ExxonMobil and Chevron both reported Q1 2026 earnings Friday morning, and both came in with profits that looked, on paper, like a slowdown. ExxonMobil posted net income of $4.2 billion, down 46% from a year earlier. Chevron's $2.2 billion was down 37%. Both companies still beat Wall Street estimates by a wide margin.

For retailers reading these numbers in the context of the Iran war and a broken Strait of Hormuz ceasefire, the headline declines are misleading — and the underlying reality is what every retail supply chain operator should be modeling against right now.

What the "miss" actually was

Both Exxon and Chevron got hammered by the same thing in Q1: financial hedge timing. According to The Press Democrat's coverage, the companies took losses on derivatives positions that fell in value because oil prices spiked before that oil could be physically delivered. In other words, the paper loss was a bookkeeping artifact of a real, escalating oil price environment that's still in front of us.

Rigzone reported Exxon's adjusted earnings of $1.16 per share beat the $1.00 consensus, and Chevron's $1.41 beat the 95-cent consensus by the largest margin since October 2020. Strip out the hedge losses and the underlying refining business at Exxon — excluding timing effects — actually posted a profit of $2.8 billion, more than triple the $856 million from the year-ago quarter.

Translation: the oil majors are making more money on the actual barrels they sell. The accounting doesn't show it yet.

What's already showing up at the pump

AAA's data on Friday put the U.S. average gas price at $4.39 a gallon — up 39 cents in nine days and up 47% since the war in Iran began. That's an 8% week-over-week jump and the kind of acceleration that retail CFOs cannot model their way around.

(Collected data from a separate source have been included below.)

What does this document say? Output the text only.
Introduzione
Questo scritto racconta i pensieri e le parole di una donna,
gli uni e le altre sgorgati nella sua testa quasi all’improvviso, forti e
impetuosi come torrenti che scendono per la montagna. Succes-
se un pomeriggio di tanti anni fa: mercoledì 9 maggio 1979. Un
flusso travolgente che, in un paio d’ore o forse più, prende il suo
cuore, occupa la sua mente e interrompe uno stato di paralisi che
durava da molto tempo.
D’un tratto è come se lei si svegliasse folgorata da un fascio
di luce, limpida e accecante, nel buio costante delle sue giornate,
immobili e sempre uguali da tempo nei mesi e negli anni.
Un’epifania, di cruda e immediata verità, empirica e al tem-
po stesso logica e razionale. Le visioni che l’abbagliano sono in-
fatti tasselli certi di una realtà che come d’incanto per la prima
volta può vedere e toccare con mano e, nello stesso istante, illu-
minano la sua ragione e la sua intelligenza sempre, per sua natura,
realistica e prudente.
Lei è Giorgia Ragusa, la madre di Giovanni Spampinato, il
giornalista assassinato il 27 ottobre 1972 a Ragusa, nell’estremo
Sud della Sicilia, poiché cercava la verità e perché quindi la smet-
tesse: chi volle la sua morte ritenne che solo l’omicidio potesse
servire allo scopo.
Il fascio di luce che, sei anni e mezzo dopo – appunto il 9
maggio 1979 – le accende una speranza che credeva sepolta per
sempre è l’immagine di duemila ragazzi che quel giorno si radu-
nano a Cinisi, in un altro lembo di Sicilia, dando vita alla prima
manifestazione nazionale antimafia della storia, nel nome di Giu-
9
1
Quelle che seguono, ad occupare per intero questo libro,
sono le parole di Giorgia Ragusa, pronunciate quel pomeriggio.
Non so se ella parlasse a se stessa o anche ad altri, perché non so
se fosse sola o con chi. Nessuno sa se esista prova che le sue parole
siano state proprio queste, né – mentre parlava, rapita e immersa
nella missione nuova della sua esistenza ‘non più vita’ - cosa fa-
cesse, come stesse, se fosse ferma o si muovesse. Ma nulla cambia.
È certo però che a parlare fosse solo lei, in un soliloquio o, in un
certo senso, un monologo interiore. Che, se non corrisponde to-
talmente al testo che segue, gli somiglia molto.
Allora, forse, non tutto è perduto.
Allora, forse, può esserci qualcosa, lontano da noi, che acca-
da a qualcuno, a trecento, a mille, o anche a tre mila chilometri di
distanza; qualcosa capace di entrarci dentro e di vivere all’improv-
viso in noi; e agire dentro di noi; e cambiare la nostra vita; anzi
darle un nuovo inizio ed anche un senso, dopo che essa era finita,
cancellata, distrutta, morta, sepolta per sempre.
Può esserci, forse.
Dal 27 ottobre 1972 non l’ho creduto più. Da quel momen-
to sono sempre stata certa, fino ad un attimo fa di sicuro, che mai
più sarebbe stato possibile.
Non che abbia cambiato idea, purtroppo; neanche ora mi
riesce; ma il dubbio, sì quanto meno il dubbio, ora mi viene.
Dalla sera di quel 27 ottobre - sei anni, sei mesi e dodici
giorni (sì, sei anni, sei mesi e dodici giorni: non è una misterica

For retailers, the gasoline pass-through has three layered consequences:

  • Direct logistics costs. Trucking, last-mile delivery, and outbound freight contracts are repricing. UPS already issued an emergency surge fee on international shipping, and domestic carriers are signaling next.
  • Discretionary spending compression. Consumer Edge data and Mastercard's April warning both flagged a slowdown in the back half of April. With gas now siphoning more wallet share, the categories most at risk are the ones with the lowest discretionary cushion — apparel, restaurants, home goods, and beauty mass-tier.
  • Inventory carrying costs. Higher fuel prices have second-order effects on warehouse heating/cooling, refrigerated logistics, and the energy-intensive parts of fulfillment that retailers tend to underweight in their cost models.

The Q2 forecast is what should worry you

Both Exxon CEO Darren Woods and his Chevron counterpart explicitly told analysts that profit gains are coming in Q2. Fortune quoted Woods saying there's "more to come" on price spikes if the Strait of Hormuz remains blockaded. Analysts polled by TT News expect ExxonMobil's Q2 earnings to more than double from a year ago, and Chevron's profits to more than triple.

Those forecasts price in continued elevated crude. The retail counterpart of that bullish oil case is sustained pressure on the consumer wallet, durable freight inflation, and tariff cost layering on top of energy cost layering.

What retailers should be doing now

Three things stand out from a planning perspective:

First, model gas prices at $4.50–$5.00 through Q2 and into back-to-school, not as a tail scenario but as the central case. Both oil majors are functionally guiding to it.

Second, revisit promotional calendars. The retailers winning in this environment — Walmart's value pivot, Aldi's expansion, the strong consumer staples grocery numbers — share one trait: they made trip-by-trip value the dominant message. Mid-tier retailers without that positioning have less time than they think to adjust.

Third, scrutinize freight contracts now. The carriers with the most exposure to fuel surcharge clauses are the ones most likely to ask for renegotiation in late Q2. That conversation is easier to have early.

The Q1 prints from Exxon and Chevron looked like bad news for energy and good news for retail. They're actually the opposite. The numbers will catch up with the reality next quarter.